The code above looks very similar to the code you might use for transforming an array of values. But here’s the clever bit … this code is executed asynchronously; the filter function and the closure expression are invoked ‘on demand’ as location events occur.

The syntax might feel a bit strange, but hopefully the underlying intent of this code should be clear. That’s the beauty of functional programming, and why it’s such a natural fit with the whole concept of values over time: it’s declarative. It’s shows you what’s happening, instead of the detail of how it’s being done.

Note: If you want to learn more about the ReactiveCocoa syntax, have a look at a couple of examples I created on GitHub.

Transforming Events

In the location example, you only started to observe the stream, without really doing much with the events aside from filtering the locations for those near coffee shops.

Another fundamental piece in the FRP paradigm is the ability to combine and transform these events into something meaningful. For that, you make use of (but are not limited to) higher order functions.

As expected, you will find the usual suspects you learned about in our Swift functional programming tutorial: map, filter, reduce, combine, and zip.

Let’s modify the location example to skip repeated locations and transform the incoming location (which is a CLLocation) into a user-friendly message.

locationProducer
  .skipRepeats() // 1
  .filter(ifLocationNearCoffeeShops) 
  .map(toHumanReadableLocation) // 2
  .startWithNext {[weak self] readableLocation in
    self?.alertUser(readableLocation)
}

Let’s look at the two new lines added here:

  1. The first step applies the skipRepeats operations to the events emitted by the locationProducer signal. This is an operation that doesn’t have an array analogue; it is ReactiveCocoa specific. The function it performs is pretty obvious: repeated events (based on equality) are filtered out.
  2. After the filter function is performed, map is used to transform the event data from one type to another, perhaps from a CLLocation to a String.

By now, you should be starting to see some of the FRP’s benefits:

  • It’s simple, yet powerful.
  • Its declarative approach makes code more understandable.
  • Complex flows become easier to manage and represent.

please tell me more

ReactiveCocoa vs RxSwift

Now that you have a better understanding of what FRP is and how it can help make your complex asynchronous flows easier to manage, let’s look at the two most popular FRP frameworks – ReactiveCocoa and RxSwift – and why you might choose one over the other.

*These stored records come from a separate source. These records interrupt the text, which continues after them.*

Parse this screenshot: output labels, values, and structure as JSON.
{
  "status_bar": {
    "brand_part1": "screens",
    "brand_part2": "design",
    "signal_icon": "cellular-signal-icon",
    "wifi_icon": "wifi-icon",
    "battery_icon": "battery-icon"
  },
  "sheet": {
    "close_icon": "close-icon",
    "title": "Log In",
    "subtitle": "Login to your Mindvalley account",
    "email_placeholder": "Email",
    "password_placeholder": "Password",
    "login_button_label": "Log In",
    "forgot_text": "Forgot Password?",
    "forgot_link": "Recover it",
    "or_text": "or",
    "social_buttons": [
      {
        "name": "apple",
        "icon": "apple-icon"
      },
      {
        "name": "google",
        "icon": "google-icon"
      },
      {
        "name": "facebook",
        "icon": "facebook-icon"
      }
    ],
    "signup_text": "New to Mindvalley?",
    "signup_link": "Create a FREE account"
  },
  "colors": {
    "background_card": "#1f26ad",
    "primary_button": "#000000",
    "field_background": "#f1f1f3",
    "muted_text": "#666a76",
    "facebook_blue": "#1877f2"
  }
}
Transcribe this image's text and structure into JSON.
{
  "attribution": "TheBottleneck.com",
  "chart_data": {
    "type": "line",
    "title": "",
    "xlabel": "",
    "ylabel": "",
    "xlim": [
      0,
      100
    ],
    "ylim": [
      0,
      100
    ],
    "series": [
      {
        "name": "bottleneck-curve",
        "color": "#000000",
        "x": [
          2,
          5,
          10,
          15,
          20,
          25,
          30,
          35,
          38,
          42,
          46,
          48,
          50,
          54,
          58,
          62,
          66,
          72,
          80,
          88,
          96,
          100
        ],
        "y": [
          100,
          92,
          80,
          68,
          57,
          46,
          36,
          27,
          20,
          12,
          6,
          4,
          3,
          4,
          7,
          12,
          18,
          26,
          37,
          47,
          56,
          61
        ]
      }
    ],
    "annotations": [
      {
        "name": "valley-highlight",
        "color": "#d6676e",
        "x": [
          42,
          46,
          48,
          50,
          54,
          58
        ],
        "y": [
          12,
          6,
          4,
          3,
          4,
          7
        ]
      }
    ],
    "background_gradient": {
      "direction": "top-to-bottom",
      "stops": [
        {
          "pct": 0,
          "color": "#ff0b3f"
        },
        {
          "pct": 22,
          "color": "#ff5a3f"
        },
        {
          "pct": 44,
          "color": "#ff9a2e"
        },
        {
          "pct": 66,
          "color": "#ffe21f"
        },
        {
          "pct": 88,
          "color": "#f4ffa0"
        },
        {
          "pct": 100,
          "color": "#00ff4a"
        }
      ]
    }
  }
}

Before diving into the details, let’s take a brief look at the history of each framework.

ReactiveCocoa

The ReactiveCocoa framework started life at GitHub. While working on the GitHub Mac client, the developers found themselves struggling with managing their application data-flows. They found inspiration in Microsoft’s ReactiveExtensions, an FRP framework for C#, and created their own Objective-C implementation.

Swift was announced while the team was working on their v3.0 release in objective-c. They realised that Swift’s functional nature was highly complementary to ReactiveCocoa, so they started work immediately on a Swift implementation, which became v3.0. The version 3.0 syntax is deeply functional, making use of currying and pipe-forward.

Swift 2.0 introduced protocol-oriented programming, which resulted in another significant ReactiveCocoa API change, with the version 4.0 release dropping the pipe-forward operator in favour of protocol extensions.

ReactiveCocoa is a tremendously popular library with more than 13,000 stars on GitHub at the time of writing.